Williams Martini Racing is working with Avanade on a project to exploit biometric data in order to critically analyse and improve every aspect of pit stop performance.
The project saw the racing team capture and evaluate a range of biometric data (heart rate, breathing rate, temperature and peak acceleration) for key members of the pit crew to harness the power of digital to drive changes in human performance during the 2016 F1 season.
Using bio-harnesses the team says it will gain insight to the physiology behind the perfect pit stop.
It said it helped and maintain the competitive edge against their rivals after their impressive, record-breaking pit stop times in 2016.
Real-time data from individual team members was captured and uploaded to a database powered by Microsoft Azure. Multiple data sets are then processed using Microsoft Power BI data visualisation technology and displayed through Avanade’s Biometrics Analytics Dashboard.
The team’s Human Performance Specialist will use the dashboard to assess the information gathered throughout this season to gain a better understanding of the areas that need improvement to achieve consistently fast pit stops.
The team said: “For example, analysis of data gleaned from the bio-harnesses will provide insight into the physiology behind ‘the perfect pit stop’. Further analysis will seek to discover if information from the biometric data can inform specific aspects of the individual’s fitness training objectives.”
Bespoke performance reports could then emphasise, for example, working in a particular heart rate zone in order to reduce the cardiovascular recovery period. Initial findings are suggestive of other influential factors on performance such as stress and caffeine intake. Targeted training and other actions to improve performance will then be taken ahead of the 2017 F1 season.
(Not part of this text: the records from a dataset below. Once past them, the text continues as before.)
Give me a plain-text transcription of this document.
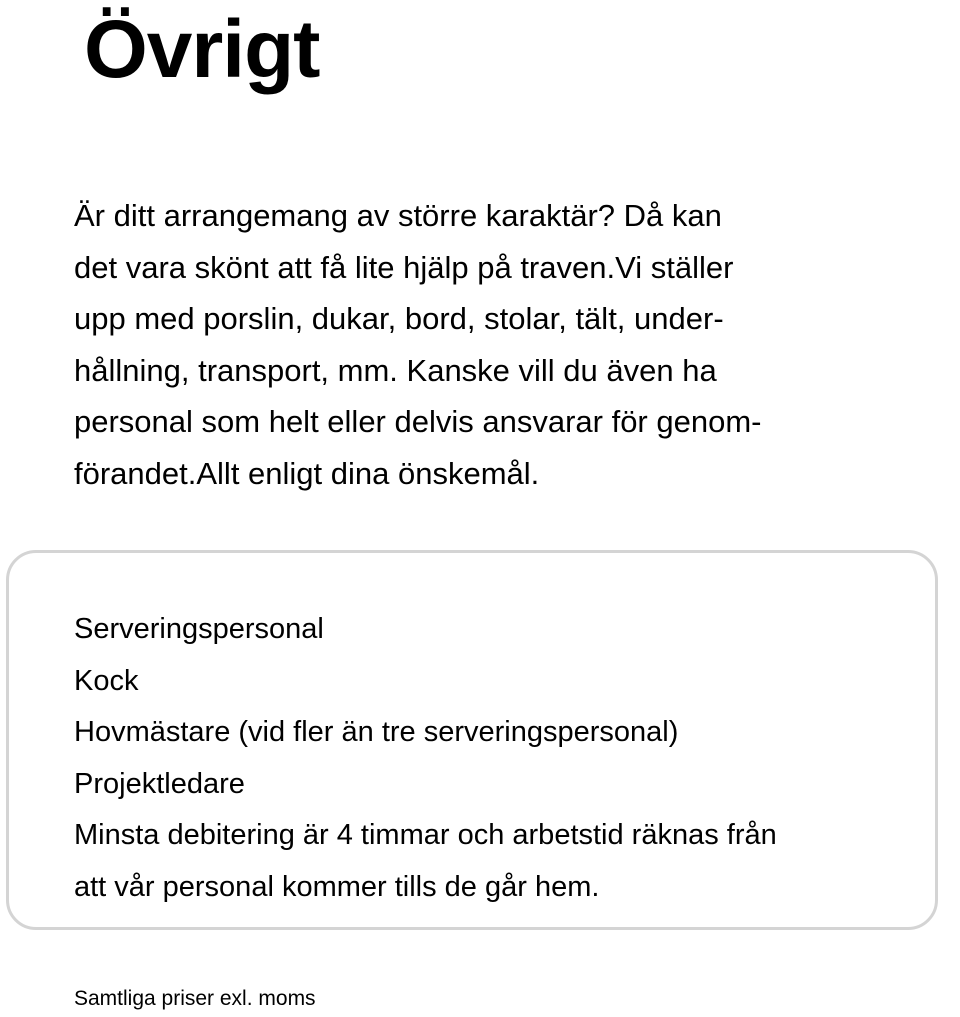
Övrigt

Är ditt arrangemang av större karaktär? Då kan
det vara skönt att få lite hjälp på traven.Vi ställer
upp med porslin, dukar, bord, stolar, tält, under-
hållning, transport, mm. Kanske vill du även ha
personal som helt eller delvis ansvarar för genom-
förandet.Allt enligt dina önskemål.

Serveringspersonal
Kock
Hovmästare (vid fler än tre serveringspersonal)
Projektledare
Minsta debitering är 4 timmar och arbetstid räknas från
att vår personal kommer tills de går hem.

Samtliga priser exl. moms
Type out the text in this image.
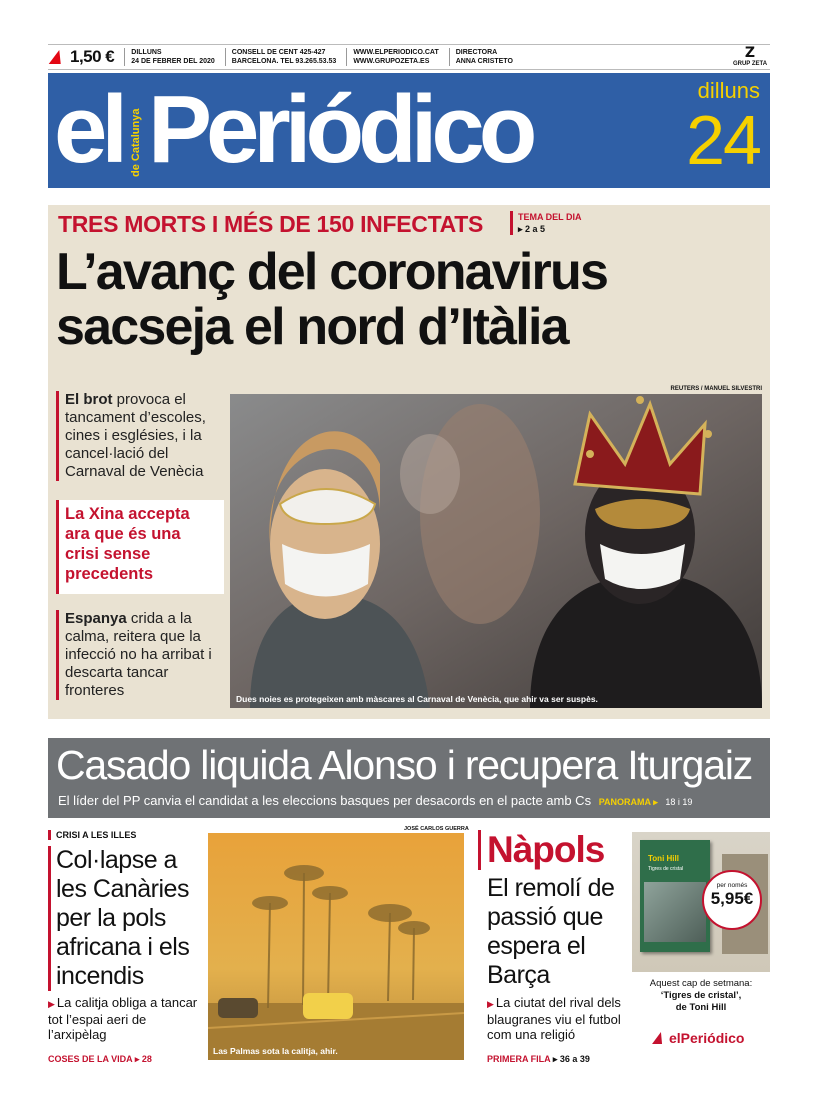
1,50 € DILLUNS
24 DE FEBRER DEL 2020
CONSELL DE CENT 425-427
BARCELONA. TEL 93.265.53.53
WWW.ELPERIODICO.CAT
WWW.GRUPOZETA.ES
DIRECTORA
ANNA CRISTETO
Z
GRUP ZETA
el de Catalunya Periódico	dilluns
24
TRES MORTS I MÉS DE 150 INFECTATS	TEMA DEL DIA
▸ 2 a 5
L’avanç del coronavirus sacseja el nord d’Itàlia
El brot provoca el tancament d’escoles, cines i esglésies, i la cancel·lació del Carnaval de Venècia
La Xina accepta ara que és una crisi sense precedents
Espanya crida a la calma, reitera que la infecció no ha arribat i descarta tancar fronteres
REUTERS / MANUEL SILVESTRI
Dues noies es protegeixen amb màscares al Carnaval de Venècia, que ahir va ser suspès.
Casado liquida Alonso i recupera Iturgaiz
El líder del PP canvia el candidat a les eleccions basques per desacords en el pacte amb Cs PANORAMA ▸ 18 i 19
CRISI A LES ILLES
Col·lapse a les Canàries per la pols africana i els incendis
▶ La calitja obliga a tancar tot l’espai aeri de l’arxipèlag
COSES DE LA VIDA ▸ 28
JOSÉ CARLOS GUERRA
Las Palmas sota la calitja, ahir.
Nàpols
El remolí de passió que espera el Barça
▶ La ciutat del rival dels blaugranes viu el futbol com una religió
PRIMERA FILA ▸ 36 a 39
Toni Hill
Tigres de cristal
per només
5,95€
Aquest cap de setmana:
‘Tigres de cristal’,
de Toni Hill
elPeriódico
Williams Martini Racing’s pit crew is already one of the strongest in the pit lane, having completed the fastest pit stop of the 2016 season at 1.92 seconds, and earning the DHL Fastest Pit Crew award at the Abu Dhabi Grand Prix in November. (Main picture)
The work with Avanade should help the team remain the pit stop pacesetter in 2017, helping its drivers Valtteri Bottas and Lance Stroll to gain precious time that could improve their track position and give them a greater range of strategy options.
“Working with Avanade will enable us to continue to push the boundaries of pit stop potential and will help us use additional data streams to ensure we stay a step ahead of our rivals,” said Gemma Fisher, Human Performance Specialist for Williams Martini Racing.
“We are excited that by using Microsoft technology to capture and analyze biometric data, Williams Martini Racing will be able to further optimize its pit stops in 2017,” said Chris Miller, Global CTIO, Avanade. “By gaining a deep understanding of the complex elements involved in an F1 pit stop, the team will be able to boost individual performance to achieve an important competitive milestone.”
The biometrics work with Williams is an example of how Avanade is helping businesses develop a connected IoT (Internet of Things) ecosystem to maximise business value by combining IoT operational technologies with business information.
“Time is truly of the essence when it comes to pit stops in F1. It is great to see a company like Williams Martini Racing embrace technology from Microsoft to capture and analyze biometric data, to enhance their pit stop performance in the 2017 season and maintain a competitive edge,” said Chris Miller, Global CTIO, Avanade.
Avanade has been working with Williams Martini Racing since January 2015, helping the organisation with its digital transformation efforts. Williams is making investments to create a digital workplace at its factory in Grove, Oxfordshire and at each circuit it visits during the racing season. Avanade also constructed the team’s new website ahead of the 2016 season and developed a tyre optimisation tool for analyzing car performance.
Avanade was formed as a joint venture between Accenture and Microsoft in 2000. It employed has 29,000 ‘digitally connected’ people across 23 countries.